Monty Panesar Apologizes For Urinating On Bouncers: Is His Career Over?
While Alex Rodriguez’s career in Major League Baseball may be in grave jeopardy, across the Atlantic Ocean, another athletic superstar is also facing a crossroads in his own career. British cricket star Monty Panesar has apologized after an embarrassing incident in which he drunkenly urinated on bouncers outside a club in Brighton, England, after they sought to eject him from the establishment. “Monty would like to apologize unreservedly for any offense caused," said a spokesman for the spin bowler.

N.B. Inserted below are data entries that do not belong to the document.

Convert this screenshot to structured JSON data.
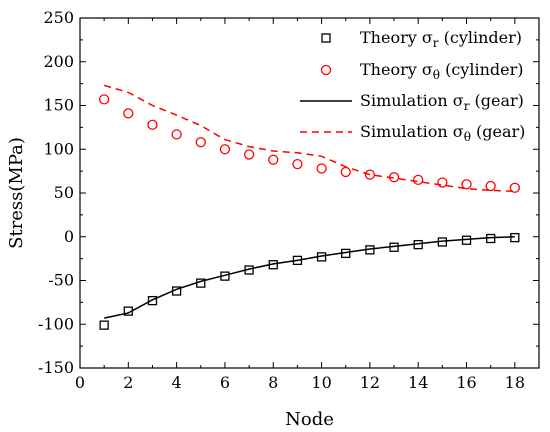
{
  "chart_data": {
    "type": "line",
    "xlabel": "Node",
    "ylabel": "Stress(MPa)",
    "xlim": [
      0,
      19
    ],
    "ylim": [
      -150,
      250
    ],
    "xticks": [
      0,
      2,
      4,
      6,
      8,
      10,
      12,
      14,
      16,
      18
    ],
    "yticks": [
      -150,
      -100,
      -50,
      0,
      50,
      100,
      150,
      200,
      250
    ],
    "grid": false,
    "legend_position": "top-right",
    "series": [
      {
        "name": "Theory σr (cylinder)",
        "legend": {
          "prefix": "Theory σ",
          "sub": "r",
          "suffix": " (cylinder)"
        },
        "style": "square-markers",
        "color": "#000000",
        "x": [
          1,
          2,
          3,
          4,
          5,
          6,
          7,
          8,
          9,
          10,
          11,
          12,
          13,
          14,
          15,
          16,
          17,
          18
        ],
        "y": [
          -101,
          -85,
          -73,
          -62,
          -53,
          -45,
          -38,
          -32,
          -27,
          -23,
          -19,
          -15,
          -12,
          -9,
          -6,
          -4,
          -2,
          -1
        ]
      },
      {
        "name": "Theory σθ (cylinder)",
        "legend": {
          "prefix": "Theory σ",
          "sub": "θ",
          "suffix": " (cylinder)"
        },
        "style": "circle-markers",
        "color": "#ff0000",
        "x": [
          1,
          2,
          3,
          4,
          5,
          6,
          7,
          8,
          9,
          10,
          11,
          12,
          13,
          14,
          15,
          16,
          17,
          18
        ],
        "y": [
          157,
          141,
          128,
          117,
          108,
          100,
          94,
          88,
          83,
          78,
          74,
          71,
          68,
          65,
          62,
          60,
          58,
          56
        ]
      },
      {
        "name": "Simulation σr (gear)",
        "legend": {
          "prefix": "Simulation σ",
          "sub": "r",
          "suffix": " (gear)"
        },
        "style": "solid-line",
        "color": "#000000",
        "x": [
          1,
          2,
          3,
          4,
          5,
          6,
          7,
          8,
          9,
          10,
          11,
          12,
          13,
          14,
          15,
          16,
          17,
          18
        ],
        "y": [
          -93,
          -87,
          -72,
          -60,
          -51,
          -44,
          -37,
          -31,
          -27,
          -22,
          -18,
          -14,
          -11,
          -8,
          -5,
          -3,
          -1,
          0
        ]
      },
      {
        "name": "Simulation σθ (gear)",
        "legend": {
          "prefix": "Simulation σ",
          "sub": "θ",
          "suffix": " (gear)"
        },
        "style": "dashed-line",
        "color": "#ff0000",
        "x": [
          1,
          2,
          3,
          4,
          5,
          6,
          7,
          8,
          9,
          10,
          11,
          12,
          13,
          14,
          15,
          16,
          17,
          18
        ],
        "y": [
          173,
          165,
          150,
          139,
          127,
          111,
          103,
          98,
          96,
          92,
          80,
          71,
          67,
          63,
          59,
          55,
          53,
          52
        ]
      }
    ]
  }
}
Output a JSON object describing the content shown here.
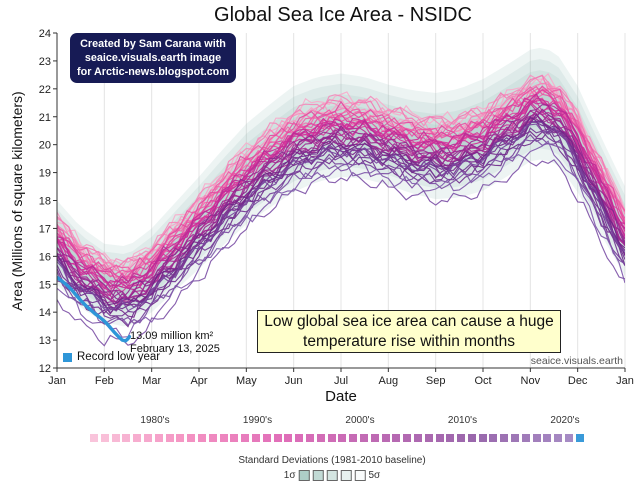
{
  "title": "Global Sea Ice Area - NSIDC",
  "axis": {
    "xlabel": "Date",
    "ylabel": "Area (Millions of square kilometers)"
  },
  "credit_box": {
    "line1": "Created by Sam Carana with",
    "line2": "seaice.visuals.earth image",
    "line3": "for Arctic-news.blogspot.com",
    "bg": "#171b55",
    "text_color": "#ffffff"
  },
  "callout": {
    "text": "Low global sea ice area can cause a huge temperature rise within months",
    "bg": "#ffffcc"
  },
  "annotation": {
    "value": "13.09 million km²",
    "date": "February 13, 2025"
  },
  "record_low_legend": {
    "label": "Record low year",
    "color": "#2e96d8"
  },
  "watermark": "seaice.visuals.earth",
  "decade_legend": {
    "labels": [
      "1980's",
      "1990's",
      "2000's",
      "2010's",
      "2020's"
    ]
  },
  "stddev_legend": {
    "title": "Standard Deviations (1981-2010 baseline)",
    "low_label": "1σ",
    "high_label": "5σ",
    "swatches": [
      "#adcdc7",
      "#c1dad5",
      "#d4e5e1",
      "#e7f1ef",
      "#f9fbfb"
    ]
  },
  "chart_data": {
    "type": "line",
    "title": "Global Sea Ice Area - NSIDC",
    "xlabel": "Date",
    "ylabel": "Area (Millions of square kilometers)",
    "ylim": [
      12,
      24
    ],
    "y_ticks": [
      12,
      13,
      14,
      15,
      16,
      17,
      18,
      19,
      20,
      21,
      22,
      23,
      24
    ],
    "x_ticks": [
      "Jan",
      "Feb",
      "Mar",
      "Apr",
      "May",
      "Jun",
      "Jul",
      "Aug",
      "Sep",
      "Oct",
      "Nov",
      "Dec",
      "Jan"
    ],
    "grid": "vertical-month-gridlines",
    "legend_position": "below",
    "band_color": "#8fbcb4",
    "band_levels": 5,
    "climatology_monthly": [
      [
        0,
        16.5
      ],
      [
        0.5,
        15.6
      ],
      [
        1,
        15.05
      ],
      [
        1.5,
        14.9
      ],
      [
        2,
        15.5
      ],
      [
        2.5,
        16.35
      ],
      [
        3,
        17.2
      ],
      [
        3.5,
        18.1
      ],
      [
        4,
        18.95
      ],
      [
        4.5,
        19.6
      ],
      [
        5,
        20.2
      ],
      [
        5.5,
        20.55
      ],
      [
        6,
        20.7
      ],
      [
        6.5,
        20.6
      ],
      [
        7,
        20.35
      ],
      [
        7.5,
        20.1
      ],
      [
        8,
        19.95
      ],
      [
        8.5,
        20.05
      ],
      [
        9,
        20.35
      ],
      [
        9.5,
        20.85
      ],
      [
        10,
        21.4
      ],
      [
        10.3,
        21.5
      ],
      [
        10.6,
        21.2
      ],
      [
        11,
        20.2
      ],
      [
        11.5,
        18.5
      ],
      [
        12,
        16.9
      ]
    ],
    "sigma_monthly": [
      [
        0,
        0.3
      ],
      [
        1,
        0.28
      ],
      [
        2,
        0.3
      ],
      [
        3,
        0.33
      ],
      [
        4,
        0.36
      ],
      [
        5,
        0.38
      ],
      [
        6,
        0.37
      ],
      [
        7,
        0.36
      ],
      [
        8,
        0.38
      ],
      [
        9,
        0.4
      ],
      [
        10.3,
        0.4
      ],
      [
        11,
        0.38
      ],
      [
        12,
        0.32
      ]
    ],
    "year_series": {
      "start_year": 1980,
      "end_year": 2024,
      "anomaly_start": 0.9,
      "anomaly_end": -1.25,
      "anomaly_jitter": 0.5,
      "noise_amplitude": 0.3,
      "special_anomalies": {
        "2016": -1.15,
        "2023": -1.95,
        "2024": -1.6
      },
      "color_stops": [
        "#f7abcb",
        "#ef63a8",
        "#d3309a",
        "#a02a93",
        "#6d2688",
        "#8059ab"
      ]
    },
    "record_low_series": {
      "year": 2025,
      "color": "#2e96d8",
      "points": [
        [
          0,
          15.25
        ],
        [
          0.1,
          15.12
        ],
        [
          0.2,
          14.98
        ],
        [
          0.3,
          14.82
        ],
        [
          0.4,
          14.62
        ],
        [
          0.5,
          14.42
        ],
        [
          0.6,
          14.25
        ],
        [
          0.7,
          14.1
        ],
        [
          0.8,
          13.95
        ],
        [
          0.9,
          13.82
        ],
        [
          1.0,
          13.68
        ],
        [
          1.1,
          13.5
        ],
        [
          1.2,
          13.3
        ],
        [
          1.3,
          13.12
        ],
        [
          1.38,
          13.0
        ],
        [
          1.45,
          12.97
        ],
        [
          1.5,
          13.05
        ],
        [
          1.53,
          13.12
        ]
      ]
    },
    "annotated_point": {
      "month": 1.43,
      "value": 13.09,
      "label": "13.09 million km² February 13, 2025"
    },
    "decade_swatch_years": {
      "start": 1980,
      "end": 2025,
      "record_year_color": "#3a9ad9"
    }
  }
}
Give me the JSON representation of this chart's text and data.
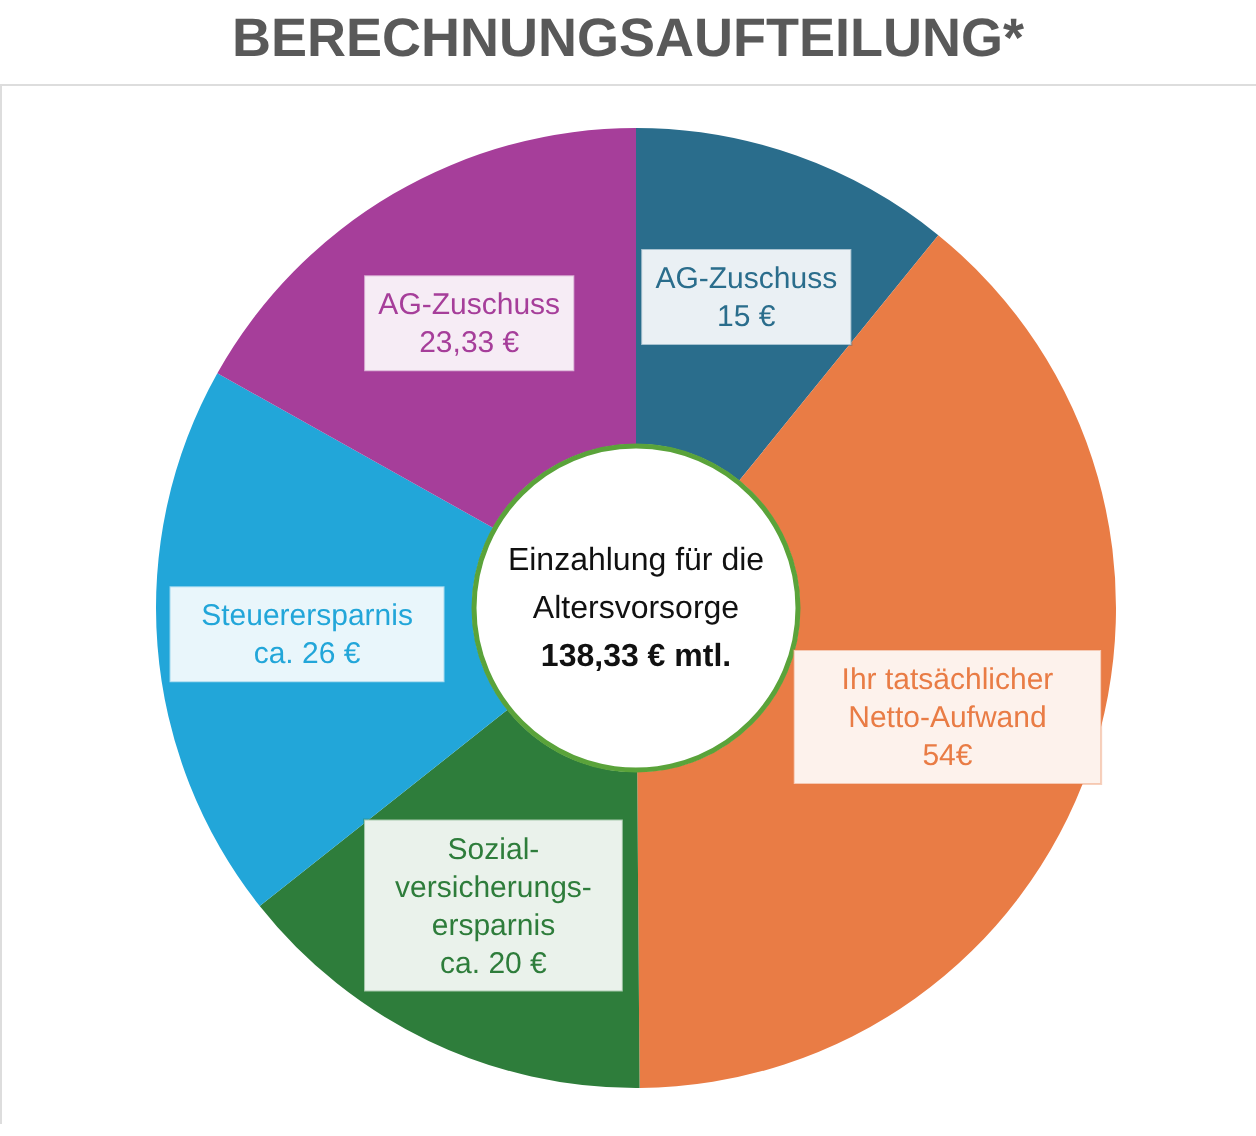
{
  "chart_data": {
    "type": "donut",
    "title": "BERECHNUNGSAUFTEILUNG*",
    "categories": [
      "AG-Zuschuss",
      "Ihr tatsächlicher\nNetto-Aufwand",
      "Sozial-\nversicherungs-\nersparnis",
      "Steuerersparnis",
      "AG-Zuschuss"
    ],
    "values": [
      15,
      54,
      20,
      26,
      23.33
    ],
    "value_labels": [
      "15 €",
      "54€",
      "ca. 20 €",
      "ca. 26 €",
      "23,33 €"
    ],
    "colors": [
      "#2a6d8c",
      "#e97c45",
      "#2e7d3b",
      "#22a6d9",
      "#a63e9a"
    ],
    "annotations": [
      "Einzahlung für die\nAltersvorsorge",
      "138,33 € mtl."
    ]
  }
}
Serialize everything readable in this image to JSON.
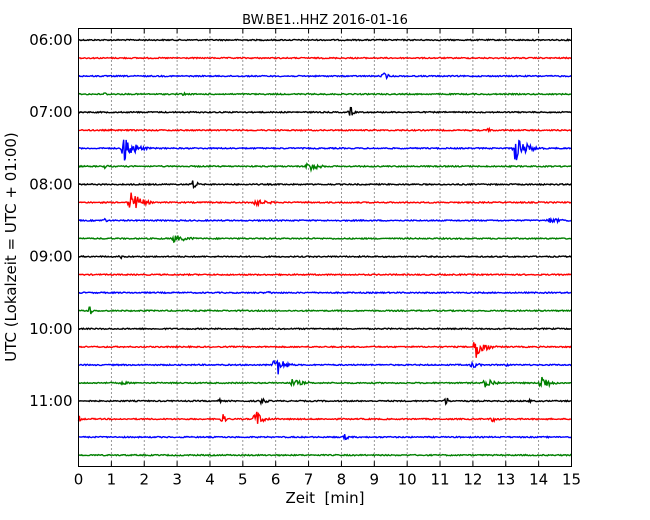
{
  "chart_data": {
    "type": "line",
    "title": "BW.BE1..HHZ 2016-01-16",
    "xlabel": "Zeit  [min]",
    "ylabel": "UTC (Lokalzeit = UTC + 01:00)",
    "xlim": [
      0,
      15
    ],
    "x_ticks": [
      "0",
      "1",
      "2",
      "3",
      "4",
      "5",
      "6",
      "7",
      "8",
      "9",
      "10",
      "11",
      "12",
      "13",
      "14",
      "15"
    ],
    "y_ticks": [
      "06:00",
      "07:00",
      "08:00",
      "09:00",
      "10:00",
      "11:00"
    ],
    "grid": true,
    "traces": [
      {
        "start": "06:00",
        "color": "#000000",
        "events": []
      },
      {
        "start": "06:15",
        "color": "#ff0000",
        "events": []
      },
      {
        "start": "06:30",
        "color": "#0000ff",
        "events": [
          {
            "t": 9.3,
            "amp": 4,
            "dur": 0.4
          }
        ]
      },
      {
        "start": "06:45",
        "color": "#008000",
        "events": [
          {
            "t": 0.8,
            "amp": 2,
            "dur": 0.3
          },
          {
            "t": 3.2,
            "amp": 2,
            "dur": 0.3
          }
        ]
      },
      {
        "start": "07:00",
        "color": "#000000",
        "events": [
          {
            "t": 8.3,
            "amp": 6,
            "dur": 0.2
          }
        ]
      },
      {
        "start": "07:15",
        "color": "#ff0000",
        "events": [
          {
            "t": 12.5,
            "amp": 3,
            "dur": 0.2
          }
        ]
      },
      {
        "start": "07:30",
        "color": "#0000ff",
        "events": [
          {
            "t": 1.4,
            "amp": 15,
            "dur": 0.8
          },
          {
            "t": 13.3,
            "amp": 14,
            "dur": 0.9
          }
        ]
      },
      {
        "start": "07:45",
        "color": "#008000",
        "events": [
          {
            "t": 7.0,
            "amp": 7,
            "dur": 0.7
          },
          {
            "t": 0.8,
            "amp": 2,
            "dur": 0.5
          }
        ]
      },
      {
        "start": "08:00",
        "color": "#000000",
        "events": [
          {
            "t": 3.5,
            "amp": 6,
            "dur": 0.3
          }
        ]
      },
      {
        "start": "08:15",
        "color": "#ff0000",
        "events": [
          {
            "t": 1.6,
            "amp": 12,
            "dur": 0.8
          },
          {
            "t": 5.3,
            "amp": 4,
            "dur": 1.3
          }
        ]
      },
      {
        "start": "08:30",
        "color": "#0000ff",
        "events": [
          {
            "t": 0.8,
            "amp": 3,
            "dur": 0.2
          },
          {
            "t": 14.3,
            "amp": 3,
            "dur": 1.3
          }
        ]
      },
      {
        "start": "08:45",
        "color": "#008000",
        "events": [
          {
            "t": 2.9,
            "amp": 4,
            "dur": 1.3
          }
        ]
      },
      {
        "start": "09:00",
        "color": "#000000",
        "events": [
          {
            "t": 1.3,
            "amp": 2,
            "dur": 0.2
          }
        ]
      },
      {
        "start": "09:15",
        "color": "#ff0000",
        "events": []
      },
      {
        "start": "09:30",
        "color": "#0000ff",
        "events": [
          {
            "t": 5.8,
            "amp": 2,
            "dur": 0.3
          }
        ]
      },
      {
        "start": "09:45",
        "color": "#008000",
        "events": [
          {
            "t": 0.35,
            "amp": 6,
            "dur": 0.15
          }
        ]
      },
      {
        "start": "10:00",
        "color": "#000000",
        "events": []
      },
      {
        "start": "10:15",
        "color": "#ff0000",
        "events": [
          {
            "t": 12.1,
            "amp": 13,
            "dur": 0.7
          }
        ]
      },
      {
        "start": "10:30",
        "color": "#0000ff",
        "events": [
          {
            "t": 6.0,
            "amp": 14,
            "dur": 0.6
          },
          {
            "t": 12.0,
            "amp": 4,
            "dur": 0.5
          },
          {
            "t": 13.0,
            "amp": 2,
            "dur": 0.3
          }
        ]
      },
      {
        "start": "10:45",
        "color": "#008000",
        "events": [
          {
            "t": 1.3,
            "amp": 2,
            "dur": 0.8
          },
          {
            "t": 6.5,
            "amp": 4,
            "dur": 1.0
          },
          {
            "t": 12.4,
            "amp": 6,
            "dur": 0.7
          },
          {
            "t": 14.1,
            "amp": 9,
            "dur": 0.6
          }
        ]
      },
      {
        "start": "11:00",
        "color": "#000000",
        "events": [
          {
            "t": 5.6,
            "amp": 5,
            "dur": 0.3
          },
          {
            "t": 11.2,
            "amp": 5,
            "dur": 0.2
          },
          {
            "t": 4.3,
            "amp": 2,
            "dur": 0.2
          },
          {
            "t": 13.7,
            "amp": 2,
            "dur": 0.3
          }
        ]
      },
      {
        "start": "11:15",
        "color": "#ff0000",
        "events": [
          {
            "t": 0.0,
            "amp": 5,
            "dur": 0.2
          },
          {
            "t": 4.4,
            "amp": 5,
            "dur": 0.3
          },
          {
            "t": 5.4,
            "amp": 9,
            "dur": 0.6
          },
          {
            "t": 12.6,
            "amp": 3,
            "dur": 0.5
          }
        ]
      },
      {
        "start": "11:30",
        "color": "#0000ff",
        "events": [
          {
            "t": 8.1,
            "amp": 3,
            "dur": 0.5
          }
        ]
      },
      {
        "start": "11:45",
        "color": "#008000",
        "events": []
      }
    ]
  }
}
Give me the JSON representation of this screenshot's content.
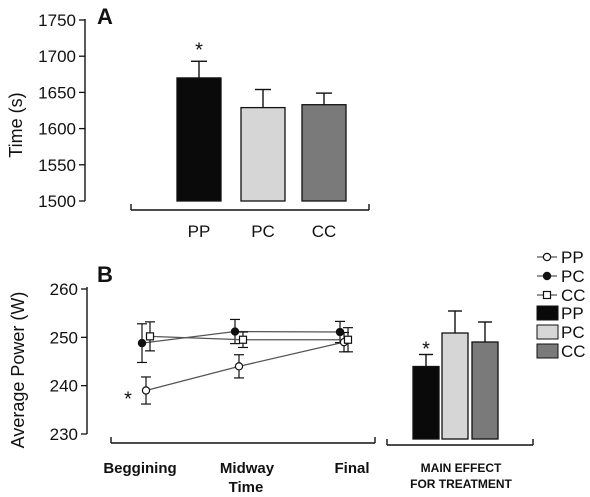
{
  "chart_data": [
    {
      "panel": "A",
      "type": "bar",
      "ylabel": "Time (s)",
      "ylim": [
        1500,
        1750
      ],
      "yticks": [
        1500,
        1550,
        1600,
        1650,
        1700,
        1750
      ],
      "categories": [
        "PP",
        "PC",
        "CC"
      ],
      "values": [
        1670,
        1629,
        1633
      ],
      "errors": [
        23,
        25,
        16
      ],
      "significance": [
        "*",
        "",
        ""
      ],
      "colors": [
        "#0a0a0a",
        "#d6d6d6",
        "#7a7a7a"
      ]
    },
    {
      "panel": "B",
      "type": "line",
      "ylabel": "Average Power (W)",
      "xlabel": "Time",
      "ylim": [
        230,
        260
      ],
      "yticks": [
        230,
        240,
        250,
        260
      ],
      "categories": [
        "Beggining",
        "Midway",
        "Final"
      ],
      "series": [
        {
          "name": "PP",
          "marker": "open-circle",
          "values": [
            239,
            244,
            249
          ],
          "errors": [
            2.8,
            2.4,
            2.0
          ],
          "significance": [
            "*",
            "",
            ""
          ]
        },
        {
          "name": "PC",
          "marker": "filled-circle",
          "values": [
            248.8,
            251.2,
            251.1
          ],
          "errors": [
            4.0,
            2.5,
            2.2
          ]
        },
        {
          "name": "CC",
          "marker": "open-square",
          "values": [
            250.2,
            249.5,
            249.5
          ],
          "errors": [
            3.0,
            1.6,
            2.5
          ]
        }
      ]
    },
    {
      "panel": "B-inset",
      "type": "bar",
      "xlabel_lines": [
        "MAIN EFFECT",
        "FOR TREATMENT"
      ],
      "categories": [
        "PP",
        "PC",
        "CC"
      ],
      "values": [
        244.5,
        251.2,
        249.4
      ],
      "errors": [
        2.4,
        4.4,
        4.0
      ],
      "significance": [
        "*",
        "",
        ""
      ],
      "colors": [
        "#0a0a0a",
        "#d6d6d6",
        "#7a7a7a"
      ]
    }
  ],
  "legend": {
    "lines": [
      {
        "label": "PP",
        "marker": "open-circle"
      },
      {
        "label": "PC",
        "marker": "filled-circle"
      },
      {
        "label": "CC",
        "marker": "open-square"
      }
    ],
    "bars": [
      {
        "label": "PP",
        "color": "#0a0a0a"
      },
      {
        "label": "PC",
        "color": "#d6d6d6"
      },
      {
        "label": "CC",
        "color": "#7a7a7a"
      }
    ]
  }
}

Brighton police charged Panesar, a 31-year-old Briton of Punjabi Sikh descent, with being “drunk and disorderly,” while the Sussex County Cricket Club has commenced an investigation into the incident. According to The Sun tabloid, Panesar was drinking at the Shooshh club on the beachfront at Brighton. He was asked to leave the bar after a group of women complained that he was bothering them. Subsequently, an enraged and inebriated Panesar relieved himself on the bouncer’s heads from a promenade above. The bouncers and doormen than gave chase to the bearded player, trapping him at a neighboring pizza parlor, from where they called police. Police have already fined him 90 pounds, but he may face suspension by his Sussex club.
But Panesar is not just any cricketer, he is an Indian Sikh who has a national (indeed international) following. He had already been named to the England team for the next Ashes Test match. He is also devoted to his faith – as he has uncut hair and a full beard, in keeping with the tenets of Sikhism. He once told British media: “I follow Sikhism, and maybe I’ve channeled the discipline that religion creates into my cricket. There’s discipline with any religion, and you can take it into a game or into anything else." He is in fact the first Sikh test cricketer ever to play for a national team outside of India, as well as one of the most popular athletes in Britain.
Indeed, many non-Sikh fans pay homage to him by wearing fake beards and even patkas (turbans) at cricket matches. “[Monty is] a cult figure for cricket fans,” said a piece in SikhChic.com. “England supporters love him for his eccentric celebrations, his fielding foul-ups and his passion. They love him because he's one of them -- a hard-working, honest lad from a council estate [housing project] who's living their dream by sheer hard work.”
Nonetheless, fans took to Twitter to make fun of Panesar’s predicament. A Tweeter named Kap said, “Credit to Monty. My aim is poor when I’m sober, so such accuracy when drunk is a skill worth exhibiting.” Another commenter named “Cricket Gandu” joked that public urination in India is quite common, noting that “Monty Panesar [is] giving us proof that you can take the man out of Punjab, but you can’t take the Punjab out of the man!”
The Daily Telegraph reported that the Sussex club has become increasingly concerned with Panesar’s erratic behavior, both on and off the field, in recent weeks. The head coach of the England squad, Andy Fowler, is known as a stickler for discipline and decorum, raising doubts about Panesar’s membership on the team. This is also not Panesar's first brush with the law. In January 2011, he was detained by police following a violent argument with his wife in a parking lot outside of a bar.